In Mexico the violence is little short of civil war. Gangs stop at nothing to get what they want. Rusty Payne, a Drug Enforcement Administration spokesman, explained, “When you are willing to chop heads off, put them in an ice chest and drop them off at a police precinct, or roll a head into a disco, put beheadings on YouTube as a warning,” one has to ask if there is anything they won’t do.
State, and to a lesser extent federal, governments have spent millions of dollars on local law enforcement along the Mexican border to help fend off spillover drug crime. But there is no serious coordinated national effort to bring down the gangs.
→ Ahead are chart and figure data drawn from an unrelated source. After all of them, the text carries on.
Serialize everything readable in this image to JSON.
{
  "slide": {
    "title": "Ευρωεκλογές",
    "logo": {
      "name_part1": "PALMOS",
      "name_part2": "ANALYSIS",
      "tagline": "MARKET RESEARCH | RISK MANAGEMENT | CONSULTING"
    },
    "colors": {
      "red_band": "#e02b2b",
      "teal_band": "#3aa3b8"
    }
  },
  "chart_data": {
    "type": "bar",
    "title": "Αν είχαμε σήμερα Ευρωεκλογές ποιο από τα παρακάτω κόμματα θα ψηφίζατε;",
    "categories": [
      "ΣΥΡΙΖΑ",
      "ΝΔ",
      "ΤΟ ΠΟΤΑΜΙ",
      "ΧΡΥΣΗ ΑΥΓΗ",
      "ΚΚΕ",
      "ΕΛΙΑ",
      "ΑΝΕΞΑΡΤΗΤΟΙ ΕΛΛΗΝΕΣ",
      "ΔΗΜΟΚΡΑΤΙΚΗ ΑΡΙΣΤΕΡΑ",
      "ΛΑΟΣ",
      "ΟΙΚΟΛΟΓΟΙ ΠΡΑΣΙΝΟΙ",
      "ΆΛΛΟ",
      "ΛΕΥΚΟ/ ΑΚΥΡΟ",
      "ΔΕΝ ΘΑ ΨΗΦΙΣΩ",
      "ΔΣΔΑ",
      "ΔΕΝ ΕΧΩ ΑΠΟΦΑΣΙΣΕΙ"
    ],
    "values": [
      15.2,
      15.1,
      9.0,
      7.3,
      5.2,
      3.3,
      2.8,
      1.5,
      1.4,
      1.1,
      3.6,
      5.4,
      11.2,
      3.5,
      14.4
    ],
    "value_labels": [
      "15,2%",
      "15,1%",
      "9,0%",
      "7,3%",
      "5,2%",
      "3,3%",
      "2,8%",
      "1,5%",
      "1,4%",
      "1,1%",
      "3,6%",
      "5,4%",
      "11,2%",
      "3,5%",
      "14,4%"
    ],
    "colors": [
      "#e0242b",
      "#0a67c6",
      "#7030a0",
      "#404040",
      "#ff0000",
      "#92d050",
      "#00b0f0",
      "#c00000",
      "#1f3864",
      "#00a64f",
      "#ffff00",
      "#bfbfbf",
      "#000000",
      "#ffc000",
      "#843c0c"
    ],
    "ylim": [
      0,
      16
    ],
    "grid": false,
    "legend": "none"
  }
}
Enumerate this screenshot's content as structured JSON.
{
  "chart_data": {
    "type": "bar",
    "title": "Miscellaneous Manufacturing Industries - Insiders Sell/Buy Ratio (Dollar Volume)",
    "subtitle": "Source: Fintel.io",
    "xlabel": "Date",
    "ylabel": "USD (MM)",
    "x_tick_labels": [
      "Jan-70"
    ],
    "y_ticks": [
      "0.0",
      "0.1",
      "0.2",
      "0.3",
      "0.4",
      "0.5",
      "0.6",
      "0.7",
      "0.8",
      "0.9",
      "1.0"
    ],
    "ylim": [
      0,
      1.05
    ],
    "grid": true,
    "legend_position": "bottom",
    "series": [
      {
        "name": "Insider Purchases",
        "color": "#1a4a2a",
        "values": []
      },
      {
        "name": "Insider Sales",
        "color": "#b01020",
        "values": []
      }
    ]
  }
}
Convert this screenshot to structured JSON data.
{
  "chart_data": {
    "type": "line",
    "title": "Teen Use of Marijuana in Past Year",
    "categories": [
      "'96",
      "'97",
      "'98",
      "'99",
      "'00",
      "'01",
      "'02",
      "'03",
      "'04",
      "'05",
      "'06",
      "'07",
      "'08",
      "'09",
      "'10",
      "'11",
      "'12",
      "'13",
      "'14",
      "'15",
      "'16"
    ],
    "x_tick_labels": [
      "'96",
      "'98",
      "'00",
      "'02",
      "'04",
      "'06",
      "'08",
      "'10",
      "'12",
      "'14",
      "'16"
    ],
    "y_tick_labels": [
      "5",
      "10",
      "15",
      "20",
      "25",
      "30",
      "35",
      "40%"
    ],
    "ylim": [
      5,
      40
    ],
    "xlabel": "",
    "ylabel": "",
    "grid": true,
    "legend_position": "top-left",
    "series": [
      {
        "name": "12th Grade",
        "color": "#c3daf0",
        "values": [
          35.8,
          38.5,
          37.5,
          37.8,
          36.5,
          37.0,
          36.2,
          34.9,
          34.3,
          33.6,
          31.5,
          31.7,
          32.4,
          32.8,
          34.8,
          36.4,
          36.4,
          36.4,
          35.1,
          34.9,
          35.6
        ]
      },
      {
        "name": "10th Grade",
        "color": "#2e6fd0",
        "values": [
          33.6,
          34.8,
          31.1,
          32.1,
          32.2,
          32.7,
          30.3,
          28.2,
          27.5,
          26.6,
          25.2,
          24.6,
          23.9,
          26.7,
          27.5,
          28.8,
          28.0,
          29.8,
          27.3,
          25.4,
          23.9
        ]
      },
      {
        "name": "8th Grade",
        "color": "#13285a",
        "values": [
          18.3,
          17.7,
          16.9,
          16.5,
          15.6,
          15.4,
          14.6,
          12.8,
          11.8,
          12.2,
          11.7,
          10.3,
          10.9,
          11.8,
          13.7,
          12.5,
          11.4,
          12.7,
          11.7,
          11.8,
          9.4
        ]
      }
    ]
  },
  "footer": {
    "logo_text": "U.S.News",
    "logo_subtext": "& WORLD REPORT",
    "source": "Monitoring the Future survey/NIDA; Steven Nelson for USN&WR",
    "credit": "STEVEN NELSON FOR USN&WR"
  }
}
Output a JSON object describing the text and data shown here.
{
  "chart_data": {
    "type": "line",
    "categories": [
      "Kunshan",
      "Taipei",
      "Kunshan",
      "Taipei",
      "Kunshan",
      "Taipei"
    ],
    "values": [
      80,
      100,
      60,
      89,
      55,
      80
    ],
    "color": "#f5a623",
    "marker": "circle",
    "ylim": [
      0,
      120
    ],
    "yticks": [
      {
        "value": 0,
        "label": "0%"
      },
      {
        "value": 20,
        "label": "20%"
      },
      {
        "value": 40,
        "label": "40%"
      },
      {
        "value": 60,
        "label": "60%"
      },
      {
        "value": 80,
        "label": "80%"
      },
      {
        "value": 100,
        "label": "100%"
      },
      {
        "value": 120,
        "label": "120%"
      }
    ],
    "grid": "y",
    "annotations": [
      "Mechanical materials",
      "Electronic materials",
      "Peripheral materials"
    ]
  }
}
In other border-related news, former Border Patrol agents Ignacio Ramos and Jose Alonso Compean were released from federal prison this week after President Bush commuted their sentences in January, bringing to a close an ugly ordeal.
Also, a federal jury found that Arizona rancher Roger Barnett did not violate the rights of 16 Mexicans illegally in the U.S. when he held them at gunpoint and turned them in to the Border Patrol. We highlighted the case last week. The jury did, however, award $78,000 in actual and punitive damages to six of the illegals to cover claims of assault and emotional distress. The plaintiffs had sought $32 million. Still, this leads us to ask, who pays for Barnett’s emotional distress over the last 10 years, not to mention all of his stolen, vandalized or destroyed property?